Forget the runway-copying conglomerates. The new breed of fast-fashion designer can turn a social-media trend into affordable clothing in the blink of an eye. Which is exactly as cool—and as ethically complicated–as it sounds.
After the #menswear boom of the mid-to-late aughts, guys began looking in the mirror at their chambray shirts, raw selvedge denim and moc toe boots and wondering what was next for their sartorial lives. It wasn’t long before they were trading in Yuketen for Yeezy, Ralph Lauren for Raf Simons, and A.P.C. for SLP. But swapping heritage gear for high-fashion looks put pressure on their wallets. Fast-fashion retailers like Zara and H&M were there to give them the trends they craved at a fraction of the cost (and often testing the boundary between “inspired by” and outright ripped off in the process). As menswear became more like womenswear—more driven by “it” items from season to season—guys started looking for new ways to keep up with the revolving door of trends.
The times are changing once again. Interest in fast-fashion is, for the first time, waning. In the first quarter of this year, H&M had their first monthly sales drop in nearly four years, and Zara parent company Inditex SA saw profitability shrink to an eight-year low. They attribute these strains to divergent spending habits and the rise of competition, but it’s also coming from the ground up—via young, independent, hungry labels that have used social media to attract young, trend-hungry customers. These brands might not categorize themselves as fast-fashion, but despite their relatively modest sizes, they understand the importance of instant gratification to their style-savvy, cost-cognizant audience. And like their more corporate competition, brands like Represent, KNYEW, and MNML have gotten popular by flipping the hottest current trends into instantly-available items, while using social media and YouTube to reach new customers. But to the designers giving the inspiration, like Fear of God’s Jerry Lorenzo, some of these new-age fast-fashion brands are more like imitators than actual designers.

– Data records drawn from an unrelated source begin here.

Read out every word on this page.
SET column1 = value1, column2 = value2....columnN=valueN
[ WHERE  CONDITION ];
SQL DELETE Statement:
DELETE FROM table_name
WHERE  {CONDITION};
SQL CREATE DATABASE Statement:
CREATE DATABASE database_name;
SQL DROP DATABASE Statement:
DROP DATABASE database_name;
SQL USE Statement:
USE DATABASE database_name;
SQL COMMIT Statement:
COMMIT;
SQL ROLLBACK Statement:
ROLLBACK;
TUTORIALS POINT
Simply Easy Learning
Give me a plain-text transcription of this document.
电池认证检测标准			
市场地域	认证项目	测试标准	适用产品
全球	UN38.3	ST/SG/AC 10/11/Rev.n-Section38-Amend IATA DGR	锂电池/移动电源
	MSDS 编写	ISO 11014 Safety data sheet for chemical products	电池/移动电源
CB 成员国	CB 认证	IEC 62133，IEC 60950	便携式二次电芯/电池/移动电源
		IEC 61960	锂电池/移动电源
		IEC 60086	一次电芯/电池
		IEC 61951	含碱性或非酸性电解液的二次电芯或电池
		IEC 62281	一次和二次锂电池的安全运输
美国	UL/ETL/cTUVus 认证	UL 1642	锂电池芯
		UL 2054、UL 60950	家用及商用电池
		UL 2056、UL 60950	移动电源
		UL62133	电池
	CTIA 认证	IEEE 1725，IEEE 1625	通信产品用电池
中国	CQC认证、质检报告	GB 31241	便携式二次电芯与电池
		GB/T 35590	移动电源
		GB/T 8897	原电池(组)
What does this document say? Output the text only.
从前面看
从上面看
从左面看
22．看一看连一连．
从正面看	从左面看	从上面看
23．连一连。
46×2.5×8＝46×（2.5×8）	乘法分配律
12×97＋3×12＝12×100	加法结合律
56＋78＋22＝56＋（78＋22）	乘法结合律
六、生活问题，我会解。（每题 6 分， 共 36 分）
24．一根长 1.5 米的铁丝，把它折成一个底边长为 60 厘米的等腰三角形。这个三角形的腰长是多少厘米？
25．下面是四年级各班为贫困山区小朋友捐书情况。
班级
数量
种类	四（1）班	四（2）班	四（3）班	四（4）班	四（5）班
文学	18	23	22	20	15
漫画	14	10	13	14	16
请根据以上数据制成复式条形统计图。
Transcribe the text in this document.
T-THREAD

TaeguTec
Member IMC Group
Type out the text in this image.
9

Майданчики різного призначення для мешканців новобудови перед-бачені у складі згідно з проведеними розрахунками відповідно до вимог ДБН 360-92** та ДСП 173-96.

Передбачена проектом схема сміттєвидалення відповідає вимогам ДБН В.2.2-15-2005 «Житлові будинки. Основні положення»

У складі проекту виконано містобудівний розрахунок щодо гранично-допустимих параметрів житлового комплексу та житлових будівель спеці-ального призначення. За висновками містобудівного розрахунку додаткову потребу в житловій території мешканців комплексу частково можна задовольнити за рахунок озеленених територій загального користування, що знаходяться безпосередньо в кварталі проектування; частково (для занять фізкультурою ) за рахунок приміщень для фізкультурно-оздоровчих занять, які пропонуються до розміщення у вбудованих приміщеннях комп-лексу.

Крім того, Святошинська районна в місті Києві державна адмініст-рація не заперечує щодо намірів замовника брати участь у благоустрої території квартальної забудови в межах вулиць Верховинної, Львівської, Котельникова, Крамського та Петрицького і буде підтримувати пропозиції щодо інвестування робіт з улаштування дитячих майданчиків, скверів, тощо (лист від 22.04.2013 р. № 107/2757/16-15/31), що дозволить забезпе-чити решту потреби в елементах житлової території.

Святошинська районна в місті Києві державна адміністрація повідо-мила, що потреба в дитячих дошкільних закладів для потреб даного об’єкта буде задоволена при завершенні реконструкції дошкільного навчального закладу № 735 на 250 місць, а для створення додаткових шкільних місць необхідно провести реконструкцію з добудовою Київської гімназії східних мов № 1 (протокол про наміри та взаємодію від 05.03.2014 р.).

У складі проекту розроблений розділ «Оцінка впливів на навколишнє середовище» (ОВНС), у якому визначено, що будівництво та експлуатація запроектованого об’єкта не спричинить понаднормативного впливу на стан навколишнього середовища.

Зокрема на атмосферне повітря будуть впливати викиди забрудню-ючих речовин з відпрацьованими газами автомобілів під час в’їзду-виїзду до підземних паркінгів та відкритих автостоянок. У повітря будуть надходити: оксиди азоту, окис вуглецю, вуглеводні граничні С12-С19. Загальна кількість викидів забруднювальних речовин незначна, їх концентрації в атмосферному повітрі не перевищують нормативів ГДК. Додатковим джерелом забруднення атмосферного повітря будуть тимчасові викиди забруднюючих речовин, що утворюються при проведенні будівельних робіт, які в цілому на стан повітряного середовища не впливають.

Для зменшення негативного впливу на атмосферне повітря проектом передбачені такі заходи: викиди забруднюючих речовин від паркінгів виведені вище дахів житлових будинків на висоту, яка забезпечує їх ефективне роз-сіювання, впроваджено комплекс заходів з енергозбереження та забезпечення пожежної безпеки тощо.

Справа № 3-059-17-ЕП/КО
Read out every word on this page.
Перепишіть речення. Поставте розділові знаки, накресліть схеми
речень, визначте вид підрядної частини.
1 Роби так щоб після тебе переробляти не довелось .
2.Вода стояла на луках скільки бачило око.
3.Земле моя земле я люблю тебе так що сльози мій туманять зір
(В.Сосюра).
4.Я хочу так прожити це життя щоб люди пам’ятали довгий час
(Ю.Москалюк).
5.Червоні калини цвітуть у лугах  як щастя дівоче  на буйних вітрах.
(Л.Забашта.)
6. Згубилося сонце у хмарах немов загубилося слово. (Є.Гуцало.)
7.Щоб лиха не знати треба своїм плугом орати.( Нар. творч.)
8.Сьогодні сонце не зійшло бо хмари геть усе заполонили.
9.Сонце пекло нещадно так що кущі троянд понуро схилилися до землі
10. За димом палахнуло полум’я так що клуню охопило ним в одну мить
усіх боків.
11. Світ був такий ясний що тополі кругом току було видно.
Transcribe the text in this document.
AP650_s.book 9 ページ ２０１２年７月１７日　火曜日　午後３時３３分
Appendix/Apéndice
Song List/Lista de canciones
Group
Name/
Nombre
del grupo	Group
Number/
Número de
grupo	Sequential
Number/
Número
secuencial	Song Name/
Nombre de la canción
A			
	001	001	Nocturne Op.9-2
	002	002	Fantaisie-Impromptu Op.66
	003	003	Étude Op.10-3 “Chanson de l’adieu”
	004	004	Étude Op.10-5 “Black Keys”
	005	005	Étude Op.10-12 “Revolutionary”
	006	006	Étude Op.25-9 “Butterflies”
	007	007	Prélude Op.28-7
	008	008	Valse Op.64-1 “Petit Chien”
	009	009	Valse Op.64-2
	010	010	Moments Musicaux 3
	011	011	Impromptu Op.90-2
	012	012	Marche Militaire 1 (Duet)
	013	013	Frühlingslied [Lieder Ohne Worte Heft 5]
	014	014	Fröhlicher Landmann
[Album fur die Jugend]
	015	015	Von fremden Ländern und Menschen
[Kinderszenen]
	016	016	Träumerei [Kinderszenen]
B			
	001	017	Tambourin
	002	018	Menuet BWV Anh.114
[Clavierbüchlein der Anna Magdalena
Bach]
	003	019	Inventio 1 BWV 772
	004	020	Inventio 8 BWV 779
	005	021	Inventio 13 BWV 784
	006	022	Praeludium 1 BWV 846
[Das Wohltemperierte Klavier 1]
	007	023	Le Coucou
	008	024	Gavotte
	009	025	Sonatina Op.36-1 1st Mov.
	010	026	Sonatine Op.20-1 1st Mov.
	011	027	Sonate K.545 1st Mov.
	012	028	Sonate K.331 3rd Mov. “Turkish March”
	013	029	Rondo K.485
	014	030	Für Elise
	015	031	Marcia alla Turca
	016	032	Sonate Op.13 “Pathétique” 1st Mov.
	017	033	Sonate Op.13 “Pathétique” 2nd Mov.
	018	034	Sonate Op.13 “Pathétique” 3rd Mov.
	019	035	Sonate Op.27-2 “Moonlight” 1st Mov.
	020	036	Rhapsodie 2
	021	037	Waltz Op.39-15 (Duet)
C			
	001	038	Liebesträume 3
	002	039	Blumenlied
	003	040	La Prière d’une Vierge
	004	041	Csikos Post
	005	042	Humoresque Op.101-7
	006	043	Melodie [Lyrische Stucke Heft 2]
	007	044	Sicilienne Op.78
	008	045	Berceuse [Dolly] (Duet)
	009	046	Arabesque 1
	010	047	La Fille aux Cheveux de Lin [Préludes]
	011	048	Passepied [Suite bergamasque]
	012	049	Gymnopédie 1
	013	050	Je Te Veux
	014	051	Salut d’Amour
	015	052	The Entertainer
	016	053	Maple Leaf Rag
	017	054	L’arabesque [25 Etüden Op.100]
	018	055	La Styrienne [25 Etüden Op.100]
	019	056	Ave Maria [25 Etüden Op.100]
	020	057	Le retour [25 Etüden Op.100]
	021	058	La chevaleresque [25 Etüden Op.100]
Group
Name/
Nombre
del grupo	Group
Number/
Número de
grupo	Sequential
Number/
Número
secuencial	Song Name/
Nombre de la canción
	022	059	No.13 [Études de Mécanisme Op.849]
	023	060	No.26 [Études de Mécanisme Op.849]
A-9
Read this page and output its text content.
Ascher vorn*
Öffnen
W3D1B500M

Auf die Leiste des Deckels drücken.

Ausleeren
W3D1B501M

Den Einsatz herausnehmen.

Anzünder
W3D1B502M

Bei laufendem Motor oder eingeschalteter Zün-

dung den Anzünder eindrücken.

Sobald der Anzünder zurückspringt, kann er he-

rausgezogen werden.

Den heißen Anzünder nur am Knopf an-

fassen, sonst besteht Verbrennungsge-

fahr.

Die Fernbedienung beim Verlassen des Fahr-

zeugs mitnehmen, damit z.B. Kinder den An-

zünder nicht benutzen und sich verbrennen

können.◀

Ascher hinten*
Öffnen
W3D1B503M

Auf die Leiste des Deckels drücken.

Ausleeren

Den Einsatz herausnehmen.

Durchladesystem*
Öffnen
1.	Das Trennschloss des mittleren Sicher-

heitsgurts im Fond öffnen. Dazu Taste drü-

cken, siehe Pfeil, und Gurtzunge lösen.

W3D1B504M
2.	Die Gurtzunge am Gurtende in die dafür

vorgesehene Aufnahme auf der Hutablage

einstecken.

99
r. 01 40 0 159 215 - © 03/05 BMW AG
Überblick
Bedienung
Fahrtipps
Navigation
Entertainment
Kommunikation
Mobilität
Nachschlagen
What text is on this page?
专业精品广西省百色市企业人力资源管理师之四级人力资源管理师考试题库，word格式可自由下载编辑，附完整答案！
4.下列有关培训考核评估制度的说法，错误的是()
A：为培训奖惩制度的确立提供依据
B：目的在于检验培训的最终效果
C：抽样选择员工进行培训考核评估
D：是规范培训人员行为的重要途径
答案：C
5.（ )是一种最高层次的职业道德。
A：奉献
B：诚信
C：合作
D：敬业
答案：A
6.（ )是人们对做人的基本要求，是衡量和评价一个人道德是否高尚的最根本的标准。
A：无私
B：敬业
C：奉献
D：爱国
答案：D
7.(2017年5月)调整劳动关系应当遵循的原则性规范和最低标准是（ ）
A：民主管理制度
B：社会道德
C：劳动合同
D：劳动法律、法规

Richard Sung, the co-founder of Las Vegas lifestyle brand KNYEW, knows what makes customers apprehensive about traditional fast-fashion retailers. “When I think of fast-fashion, I think of a massive tornado,” he says. “It sucks up everything in its path, feeding off other designers, destroying the environment we live in with absolutely no remorse for the devastation it leaves behind.” But labels like Sung’s are still taking a page out of the Zara playbook. Rather than revolutionize by inventing the next big trend, they’ve gotten ahead by hopping on current trends quicker than anyone else.
Brothers George and Mike Heaton started Represent with a small collection of distressed and ripped denim. Since then, the line has evolved into outerwear, velour hoodies, mohair shirts and crepe sole boots—the kind of products that hit runways a few seasons ago but are just now trickling down to the masses. “Fast-fashion puts such a pressure on the high-end seasonal approach to retail,” George says. Represent has to keep up with trends just like any fast-fashion brand, but being small allows them to be nimble and selective about which trends they choose to hop on. They don’t have to make clothes in line with every trend. They just need the ones they bet on to be hits.
Represent’s competitive prices—bomber jackets for $370 and jeans for $150 that resemble the $1,000-plus versions made by Fear Of God—are a product of striking while the trend iron is hot. “We’re able to exceed minimum quantities [for fabric orders], which in turn brings prices down, which helps us create a wholesale margin as well as a healthy retail profit,” George Heaton says. In that way, Represent isn’t much different than a traditional fast-fashion retailer. Sell a shit ton of a shirt or pants, and you can buy up the fabric to make them for less. Where they differ is in the amount of products they offer. Selling fewer total styles, which keeps the need to buy multiple different fabrics to a minimum.
Like their customers, Represent pays close attention to social media. So do other brands. “We’re always keeping an eye on what’s going on in other industries as well—music, visual art, design—to make sure we’re developing upon other relevant areas to incorporate into our line,” says George. “With blogs and influencers, that product elevation allows [products] to be pushed hard to the masses, which in turn makes it a trend.” Parisian brand Nid de Guepes, too, points to a vague idea of “youth culture” as their inspiration, but they also have a pragmatic-veering-toward-cynical approach to the industry. “In the ready-to-wear industry and fast-fashion, everything has been invented, you cannot create something really revolutionary,” says Erwan Ferriere, the brand’s communications manager. “We don’t have the same market power Vetements, Gosha [Rubchinskiy] or Off-White has. It’s risky for a brand like us to release something that will be trendy before any high fashion brand releases it. So we must re-interpret what’s trendy—which is in the fashion world most of the time un-wearable—and make it wearable.”